There are a few restrictions in the interpretation of this study. First, identifying the carpal tunnel and the bone boundaries can vary between investigators. However, the balloon boundary was clearly defined in the MRI because of the contrast agent in the balloon. Second, the findings are limited to the distal level of the carpal tunnel. We focused on the distal level of the carpal tunnel where the median nerve tends to be more compressed (2, 3). Future studies are needed to investigate differences in the true and the bone-based CSAs at various levels along the tunnel. Third, the regional soft tissue thicknesses and the areas are dependent on the location of polar origin. The centroid of the balloon-based boundary was chosen as the polar origin because the balloon-based boundary was reliably identified and it represents the boundary of the true carpal tunnel.

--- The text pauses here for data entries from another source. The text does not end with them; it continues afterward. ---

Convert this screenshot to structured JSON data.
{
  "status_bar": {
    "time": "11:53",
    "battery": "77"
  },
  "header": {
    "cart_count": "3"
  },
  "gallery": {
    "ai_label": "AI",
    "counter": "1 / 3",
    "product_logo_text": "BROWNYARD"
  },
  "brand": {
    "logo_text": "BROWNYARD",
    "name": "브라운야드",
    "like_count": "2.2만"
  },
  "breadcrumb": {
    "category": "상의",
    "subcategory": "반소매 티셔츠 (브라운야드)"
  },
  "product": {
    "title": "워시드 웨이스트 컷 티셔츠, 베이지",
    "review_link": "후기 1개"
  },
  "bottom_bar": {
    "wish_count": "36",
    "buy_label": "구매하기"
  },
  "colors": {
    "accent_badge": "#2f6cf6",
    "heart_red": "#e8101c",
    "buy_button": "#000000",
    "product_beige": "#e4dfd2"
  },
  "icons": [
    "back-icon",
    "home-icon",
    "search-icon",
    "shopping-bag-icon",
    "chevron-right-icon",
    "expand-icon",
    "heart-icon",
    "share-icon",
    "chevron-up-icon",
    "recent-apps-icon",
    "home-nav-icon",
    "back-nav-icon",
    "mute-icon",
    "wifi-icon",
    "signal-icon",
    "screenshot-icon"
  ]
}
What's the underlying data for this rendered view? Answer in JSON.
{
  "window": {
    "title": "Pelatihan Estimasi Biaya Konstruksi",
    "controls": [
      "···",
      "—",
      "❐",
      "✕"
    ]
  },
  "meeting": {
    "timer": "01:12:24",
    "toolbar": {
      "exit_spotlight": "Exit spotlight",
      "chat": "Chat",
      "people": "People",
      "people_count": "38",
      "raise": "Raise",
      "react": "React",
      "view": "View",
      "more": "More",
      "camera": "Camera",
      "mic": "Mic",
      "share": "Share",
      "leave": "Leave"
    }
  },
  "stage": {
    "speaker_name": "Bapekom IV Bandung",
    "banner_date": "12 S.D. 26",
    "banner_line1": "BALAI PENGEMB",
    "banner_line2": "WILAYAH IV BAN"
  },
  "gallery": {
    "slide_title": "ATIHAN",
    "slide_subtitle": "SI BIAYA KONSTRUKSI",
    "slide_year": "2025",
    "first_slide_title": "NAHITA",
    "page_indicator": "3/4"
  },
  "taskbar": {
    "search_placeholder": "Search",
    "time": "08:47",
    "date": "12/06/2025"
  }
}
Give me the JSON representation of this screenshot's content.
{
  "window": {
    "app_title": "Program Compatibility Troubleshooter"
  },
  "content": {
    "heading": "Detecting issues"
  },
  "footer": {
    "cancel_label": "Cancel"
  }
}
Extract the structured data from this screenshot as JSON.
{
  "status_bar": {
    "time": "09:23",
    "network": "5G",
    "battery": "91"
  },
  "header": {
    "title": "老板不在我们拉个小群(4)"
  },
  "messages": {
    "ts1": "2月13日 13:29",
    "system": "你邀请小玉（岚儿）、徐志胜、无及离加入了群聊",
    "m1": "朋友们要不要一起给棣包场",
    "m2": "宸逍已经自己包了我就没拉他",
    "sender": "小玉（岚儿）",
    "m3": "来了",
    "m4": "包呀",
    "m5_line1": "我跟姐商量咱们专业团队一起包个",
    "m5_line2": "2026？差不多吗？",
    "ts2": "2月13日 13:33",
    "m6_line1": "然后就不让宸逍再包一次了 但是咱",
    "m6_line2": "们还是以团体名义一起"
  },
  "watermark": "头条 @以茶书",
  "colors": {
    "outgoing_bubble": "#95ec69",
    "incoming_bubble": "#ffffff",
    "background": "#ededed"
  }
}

Overall, this study has shown that an uneven thickness distribution of soft tissue abuts the carpal tunnel, and the soft tissue thickness influences the carpal tunnel area. It was found that the soft tissue thickness is greatest for the trapezoid and trapezium regions. Using the osseous boundary of the carpal tunnel, which includes the soft tissues extraneous to the carpal tunnel, leads to a 32% overestimation of the cross-sectional area of the true carpal tunnel area available for the carpal tunnel contents. This relationship allows for the prediction of the true carpal tunnel area with a correction factor of 0.76 for the bone-based area if the true carpal tunnel boundary cannot be obtained. More accurate estimations of the carpal tunnel area available to its contents can assist in determining potential risk factors for idiopathic cases of carpal tunnel syndrome such as carpal tunnel stenosis.
Acknowledgements
The authors acknowledge Tamara Marquardt for the collection of imaging data and Suk Yu for assistance with data analysis. The project described was supported by Grant Number 1R21AR062753 from NIAMS/NIH. Its contents are solely the responsibility of the authors and do not necessarily represent the official views of the NIAMS or NIH.